The relationship between publishers and libraries is not as acrimonious as it was back in 2012, when a few holdout publishers still refused to license e-books to libraries. Instead, the relationship feels to me like it has settled into that hallmark stage of a bad marriage—bitter resignation.
There’s just so much about the publisher-library relationship today that leaves me scratching my head. There are nearly 17,000 public library buildings in the U.S., and while there is a lot going in those buildings, their common denominator is books. What industry in America wouldn’t want the sort of taxpayer-supported marketing that libraries provide to publishers and authors? What industry wouldn’t want to nurture this mutually beneficial relationship? Yet, at best, publishers take this relationship for granted, and at times they take actions that endanger it.
But hey, it’s a new year, and I’m a glass-half-full kind of guy. As any good marriage counselor would say, you can’t change everything at once. But below are three issues I believe we can work on right now to improve publisher-library relations.

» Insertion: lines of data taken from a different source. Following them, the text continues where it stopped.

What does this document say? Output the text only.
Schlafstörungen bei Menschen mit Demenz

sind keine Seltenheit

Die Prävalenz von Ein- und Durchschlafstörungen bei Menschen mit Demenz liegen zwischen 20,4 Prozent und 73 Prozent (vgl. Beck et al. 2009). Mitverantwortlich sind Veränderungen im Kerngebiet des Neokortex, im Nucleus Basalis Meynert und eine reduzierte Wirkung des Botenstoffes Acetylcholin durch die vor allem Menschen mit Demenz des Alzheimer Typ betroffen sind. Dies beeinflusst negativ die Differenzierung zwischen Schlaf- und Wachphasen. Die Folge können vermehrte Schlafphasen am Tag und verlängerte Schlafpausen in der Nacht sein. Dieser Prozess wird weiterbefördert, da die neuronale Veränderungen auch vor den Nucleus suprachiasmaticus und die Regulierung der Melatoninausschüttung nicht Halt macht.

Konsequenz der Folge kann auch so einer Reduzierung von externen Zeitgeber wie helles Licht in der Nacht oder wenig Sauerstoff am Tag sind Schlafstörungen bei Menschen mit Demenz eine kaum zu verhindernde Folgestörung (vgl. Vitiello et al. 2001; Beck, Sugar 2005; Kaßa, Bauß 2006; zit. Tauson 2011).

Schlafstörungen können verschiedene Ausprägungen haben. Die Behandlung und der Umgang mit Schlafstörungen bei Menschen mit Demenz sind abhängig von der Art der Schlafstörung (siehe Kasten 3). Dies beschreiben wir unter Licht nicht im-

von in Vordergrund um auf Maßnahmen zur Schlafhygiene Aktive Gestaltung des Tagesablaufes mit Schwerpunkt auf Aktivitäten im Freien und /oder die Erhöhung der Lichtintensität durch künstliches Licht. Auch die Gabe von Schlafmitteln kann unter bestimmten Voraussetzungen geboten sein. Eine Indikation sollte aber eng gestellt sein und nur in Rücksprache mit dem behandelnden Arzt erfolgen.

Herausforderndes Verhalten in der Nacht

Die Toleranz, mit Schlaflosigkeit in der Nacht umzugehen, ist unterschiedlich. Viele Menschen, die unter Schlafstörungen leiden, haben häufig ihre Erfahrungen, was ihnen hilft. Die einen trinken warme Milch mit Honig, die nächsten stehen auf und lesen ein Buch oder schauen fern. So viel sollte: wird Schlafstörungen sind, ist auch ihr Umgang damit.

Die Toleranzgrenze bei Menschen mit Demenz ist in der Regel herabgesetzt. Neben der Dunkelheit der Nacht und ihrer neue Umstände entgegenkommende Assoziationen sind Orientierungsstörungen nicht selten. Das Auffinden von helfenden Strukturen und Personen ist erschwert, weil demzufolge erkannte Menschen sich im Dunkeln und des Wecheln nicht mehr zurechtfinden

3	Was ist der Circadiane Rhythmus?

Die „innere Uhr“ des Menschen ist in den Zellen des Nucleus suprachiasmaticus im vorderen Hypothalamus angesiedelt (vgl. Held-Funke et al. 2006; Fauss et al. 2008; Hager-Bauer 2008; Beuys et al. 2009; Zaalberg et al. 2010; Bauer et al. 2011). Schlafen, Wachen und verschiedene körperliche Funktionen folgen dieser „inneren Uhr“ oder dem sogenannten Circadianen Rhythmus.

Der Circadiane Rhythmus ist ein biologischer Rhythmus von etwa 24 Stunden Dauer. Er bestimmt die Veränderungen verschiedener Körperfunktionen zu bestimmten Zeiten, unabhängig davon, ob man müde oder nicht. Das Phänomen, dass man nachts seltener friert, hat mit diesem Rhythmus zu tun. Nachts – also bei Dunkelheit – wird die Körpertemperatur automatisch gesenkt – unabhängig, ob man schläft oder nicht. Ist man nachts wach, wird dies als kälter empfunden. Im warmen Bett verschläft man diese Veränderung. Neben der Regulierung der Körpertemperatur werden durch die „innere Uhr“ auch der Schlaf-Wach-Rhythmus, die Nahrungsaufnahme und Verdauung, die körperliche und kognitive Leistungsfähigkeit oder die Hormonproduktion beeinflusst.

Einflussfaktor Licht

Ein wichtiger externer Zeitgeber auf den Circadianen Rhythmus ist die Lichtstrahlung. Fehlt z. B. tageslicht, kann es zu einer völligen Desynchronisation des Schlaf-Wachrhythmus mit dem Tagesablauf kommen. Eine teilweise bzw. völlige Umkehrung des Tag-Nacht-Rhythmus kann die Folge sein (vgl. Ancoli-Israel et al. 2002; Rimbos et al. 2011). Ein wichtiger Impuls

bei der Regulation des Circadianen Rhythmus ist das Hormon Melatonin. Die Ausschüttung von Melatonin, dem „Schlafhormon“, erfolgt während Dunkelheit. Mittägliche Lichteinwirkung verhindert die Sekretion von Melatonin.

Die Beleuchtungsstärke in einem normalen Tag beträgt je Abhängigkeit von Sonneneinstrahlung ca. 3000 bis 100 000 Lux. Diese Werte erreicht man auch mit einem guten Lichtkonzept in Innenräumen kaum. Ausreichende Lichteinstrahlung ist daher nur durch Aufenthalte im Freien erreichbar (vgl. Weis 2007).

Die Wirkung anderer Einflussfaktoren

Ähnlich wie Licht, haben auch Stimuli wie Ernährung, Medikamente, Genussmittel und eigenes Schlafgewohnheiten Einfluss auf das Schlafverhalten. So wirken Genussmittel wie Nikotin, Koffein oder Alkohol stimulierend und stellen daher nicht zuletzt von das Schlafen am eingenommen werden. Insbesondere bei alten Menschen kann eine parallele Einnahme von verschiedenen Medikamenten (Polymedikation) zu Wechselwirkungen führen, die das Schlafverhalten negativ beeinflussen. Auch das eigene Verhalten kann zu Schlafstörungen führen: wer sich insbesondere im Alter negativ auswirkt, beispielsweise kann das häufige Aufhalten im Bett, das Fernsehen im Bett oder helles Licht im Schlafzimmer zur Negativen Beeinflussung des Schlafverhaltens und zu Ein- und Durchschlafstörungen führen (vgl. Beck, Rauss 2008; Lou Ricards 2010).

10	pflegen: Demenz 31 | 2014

Publishers: Ditch the PRH E-book Model
With the merger of Penguin and Random House in 2012, librarians were left to speculate which library e-book model would continue once the combined company unified its terms: Penguin’s (which licensed e-book copies for one year periods at regular consumer prices) or Random House’s (which licensed e-book copies for perpetual access but at significantly higher prices). No surprise, the Random House model prevailed. As of this year, all Penguin Random House e-book titles are now licensed on a perpetual-access model, with prices as high as $65 per copy for new releases, including bestsellers like Danielle Steel’s Blue and Paul Kalanithi’s When Breath Becomes Air.
Let’s call this what it is: bullying behavior. PRH—whose titles often make up half of any given bestseller list—is giving public libraries an impossibly hard choice. If we buy PRH e-books in sufficient numbers to meet demand, we are left with less money to acquire books from other houses, which stymies our ability to create diverse collections. If we hold back, we create a dissatisfied public and risk becoming irrelevant to our readers.
But the impact is even more far-reaching. For example, would I feature a PRH author as part of a discussion series? Not likely, because I could never be sure that I could afford enough digital copies. If you can’t back up your program with access, why bother?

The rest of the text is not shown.